Aumônerie sportive: question de reconnaissance

Au cours d’un entretien à la Radio suisse romande (Sport et religion sont-ils faits pour s’entendre?), j’ai tout à coup compris comment formuler ce que l’aumônerie peut apporter aux sportives et aux sportifs.

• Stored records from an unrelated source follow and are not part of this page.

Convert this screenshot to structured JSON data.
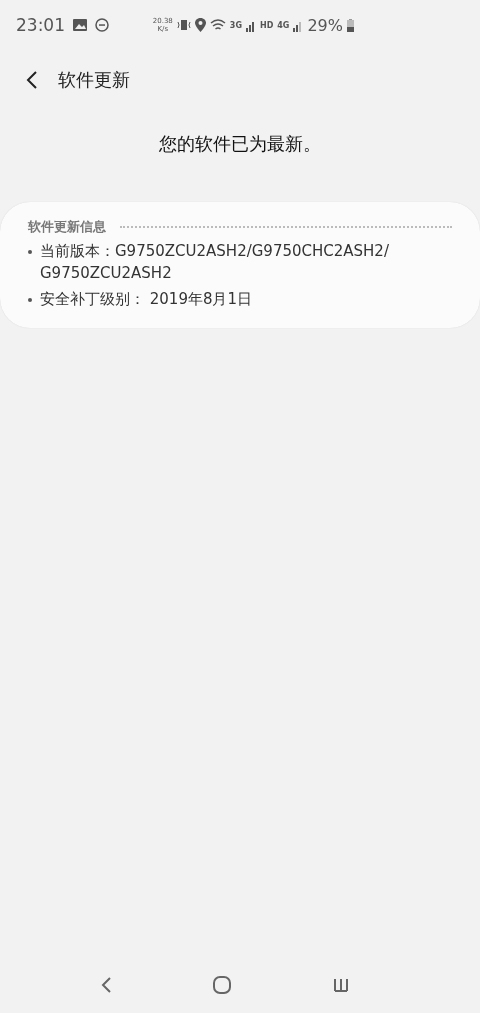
{
  "status_bar": {
    "time": "23:01",
    "speed_value": "20.38",
    "speed_unit": "K/s",
    "network_3g": "3G",
    "hd": "HD",
    "network_4g": "4G",
    "battery": "29%"
  },
  "header": {
    "title": "软件更新"
  },
  "message": "您的软件已为最新。",
  "info_card": {
    "heading": "软件更新信息",
    "items": [
      "当前版本：G9750ZCU2ASH2/G9750CHC2ASH2/ G9750ZCU2ASH2",
      "安全补丁级别： 2019年8月1日"
    ]
  }
}
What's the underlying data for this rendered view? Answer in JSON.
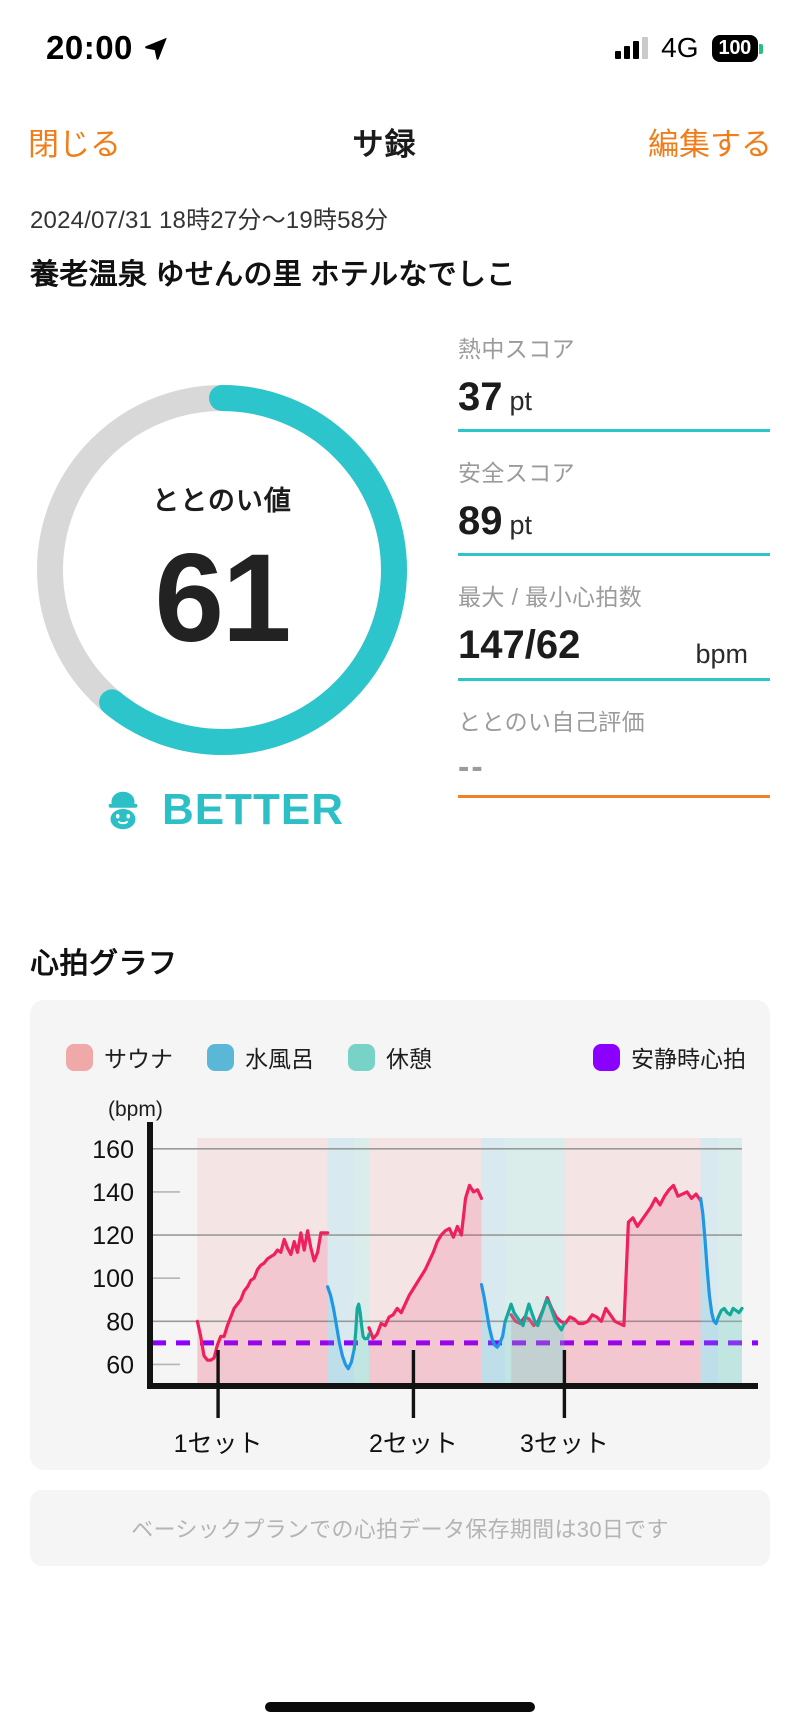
{
  "status_bar": {
    "time": "20:00",
    "location_icon": "location-arrow-icon",
    "network": "4G",
    "battery": "100"
  },
  "nav": {
    "close_label": "閉じる",
    "title": "サ録",
    "edit_label": "編集する"
  },
  "header": {
    "date_range": "2024/07/31 18時27分〜19時58分",
    "venue": "養老温泉 ゆせんの里 ホテルなでしこ"
  },
  "gauge": {
    "label": "ととのい値",
    "value": "61",
    "percent": 61,
    "track_color": "#d8d8d8",
    "progress_color": "#2cc5cc",
    "rating_text": "BETTER",
    "rating_color": "#2cbfc6",
    "rating_icon": "sauna-hat-face-icon"
  },
  "stats": [
    {
      "label": "熱中スコア",
      "value": "37",
      "unit": "pt",
      "underline": "#2cc5cc"
    },
    {
      "label": "安全スコア",
      "value": "89",
      "unit": "pt",
      "underline": "#2cc5cc"
    },
    {
      "label": "最大 / 最小心拍数",
      "value": "147/62",
      "unit": "bpm",
      "underline": "#2cc5cc"
    },
    {
      "label": "ととのい自己評価",
      "value": "--",
      "unit": "",
      "underline": "#ee8423"
    }
  ],
  "chart_section": {
    "title": "心拍グラフ",
    "footer_note": "ベーシックプランでの心拍データ保存期間は30日です"
  },
  "chart_data": {
    "type": "line",
    "title": "心拍グラフ",
    "ylabel": "(bpm)",
    "xlabel": "",
    "ylim": [
      50,
      165
    ],
    "yticks": [
      160,
      140,
      120,
      100,
      80,
      60
    ],
    "gridlines": [
      160,
      120,
      80
    ],
    "grid": true,
    "legend_position": "top",
    "legend": [
      {
        "name": "サウナ",
        "color": "#f0a9a9"
      },
      {
        "name": "水風呂",
        "color": "#5ab7d8"
      },
      {
        "name": "休憩",
        "color": "#79d2c8"
      },
      {
        "name": "安静時心拍",
        "color": "#8b00ff"
      }
    ],
    "xticks": [
      {
        "label": "1セット",
        "x": 0.115
      },
      {
        "label": "2セット",
        "x": 0.445
      },
      {
        "label": "3セット",
        "x": 0.7
      }
    ],
    "resting_hr": 70,
    "series": [
      {
        "name": "サウナ",
        "line_color": "#f01f5e",
        "fill_color": "rgba(240,31,94,0.14)",
        "segments": [
          {
            "from": 0.08,
            "to": 0.3,
            "values": [
              80,
              73,
              64,
              62,
              62,
              63,
              69,
              73,
              73,
              78,
              82,
              86,
              88,
              90,
              94,
              96,
              99,
              100,
              104,
              106,
              107,
              109,
              110,
              111,
              113,
              112,
              118,
              114,
              111,
              117,
              112,
              121,
              113,
              122,
              114,
              108,
              112,
              121,
              121,
              121
            ]
          },
          {
            "from": 0.37,
            "to": 0.56,
            "values": [
              77,
              72,
              74,
              79,
              78,
              82,
              83,
              86,
              84,
              88,
              92,
              95,
              98,
              101,
              104,
              108,
              112,
              117,
              120,
              122,
              123,
              119,
              124,
              120,
              137,
              143,
              140,
              141,
              137
            ]
          },
          {
            "from": 0.61,
            "to": 0.93,
            "values": [
              83,
              80,
              79,
              82,
              81,
              78,
              80,
              85,
              91,
              86,
              82,
              80,
              79,
              82,
              81,
              79,
              79,
              80,
              83,
              82,
              80,
              86,
              83,
              80,
              79,
              78,
              126,
              128,
              124,
              127,
              130,
              133,
              137,
              134,
              138,
              141,
              143,
              138,
              139,
              140,
              137,
              139,
              136
            ]
          }
        ]
      },
      {
        "name": "水風呂",
        "line_color": "#2196e3",
        "fill_color": "rgba(90,183,216,0.20)",
        "segments": [
          {
            "from": 0.3,
            "to": 0.345,
            "values": [
              96,
              92,
              86,
              78,
              70,
              64,
              60,
              58,
              61,
              67
            ]
          },
          {
            "from": 0.56,
            "to": 0.6,
            "values": [
              97,
              91,
              84,
              77,
              72,
              69,
              68,
              70,
              73,
              80
            ]
          },
          {
            "from": 0.93,
            "to": 0.96,
            "values": [
              137,
              130,
              118,
              104,
              92,
              84,
              80,
              79,
              82
            ]
          }
        ]
      },
      {
        "name": "休憩",
        "line_color": "#16a99b",
        "fill_color": "rgba(121,210,200,0.25)",
        "segments": [
          {
            "from": 0.345,
            "to": 0.37,
            "values": [
              67,
              75,
              86,
              88,
              84,
              78,
              73,
              72,
              72,
              72,
              74
            ]
          },
          {
            "from": 0.6,
            "to": 0.7,
            "values": [
              80,
              84,
              88,
              84,
              82,
              80,
              78,
              83,
              88,
              84,
              80,
              78,
              82,
              86,
              90,
              88,
              84,
              80,
              78,
              76,
              79
            ]
          },
          {
            "from": 0.96,
            "to": 1.0,
            "values": [
              82,
              85,
              86,
              84,
              83,
              86,
              85,
              84,
              86
            ]
          }
        ]
      }
    ],
    "bands": [
      {
        "type": "サウナ",
        "from": 0.08,
        "to": 0.3,
        "color": "rgba(240,169,169,0.22)"
      },
      {
        "type": "水風呂",
        "from": 0.3,
        "to": 0.345,
        "color": "rgba(90,183,216,0.18)"
      },
      {
        "type": "休憩",
        "from": 0.345,
        "to": 0.37,
        "color": "rgba(121,210,200,0.22)"
      },
      {
        "type": "サウナ",
        "from": 0.37,
        "to": 0.56,
        "color": "rgba(240,169,169,0.22)"
      },
      {
        "type": "水風呂",
        "from": 0.56,
        "to": 0.6,
        "color": "rgba(90,183,216,0.18)"
      },
      {
        "type": "休憩",
        "from": 0.6,
        "to": 0.7,
        "color": "rgba(121,210,200,0.22)"
      },
      {
        "type": "サウナ",
        "from": 0.7,
        "to": 0.93,
        "color": "rgba(240,169,169,0.22)"
      },
      {
        "type": "水風呂",
        "from": 0.93,
        "to": 0.96,
        "color": "rgba(90,183,216,0.18)"
      },
      {
        "type": "休憩",
        "from": 0.96,
        "to": 1.0,
        "color": "rgba(121,210,200,0.22)"
      }
    ]
  }
}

Sandrine Ray, la seule aumônière en Suisse romande, avait préparé le terrain lors d’une conférence à l’Université de Lausanne («Expérience d’aumônerie en club et aux jeux»). Elle avait signalé que l’aumônier ou l’aumônier est la seule personne dans l’entourage d’un·e athlète à s’intéresser à l’être humain qu’il ou elle est. Car il ou elle n’a pas pour objectif de lui permettre d’être plus performant, mais simplement de l’aider à mieux vivre.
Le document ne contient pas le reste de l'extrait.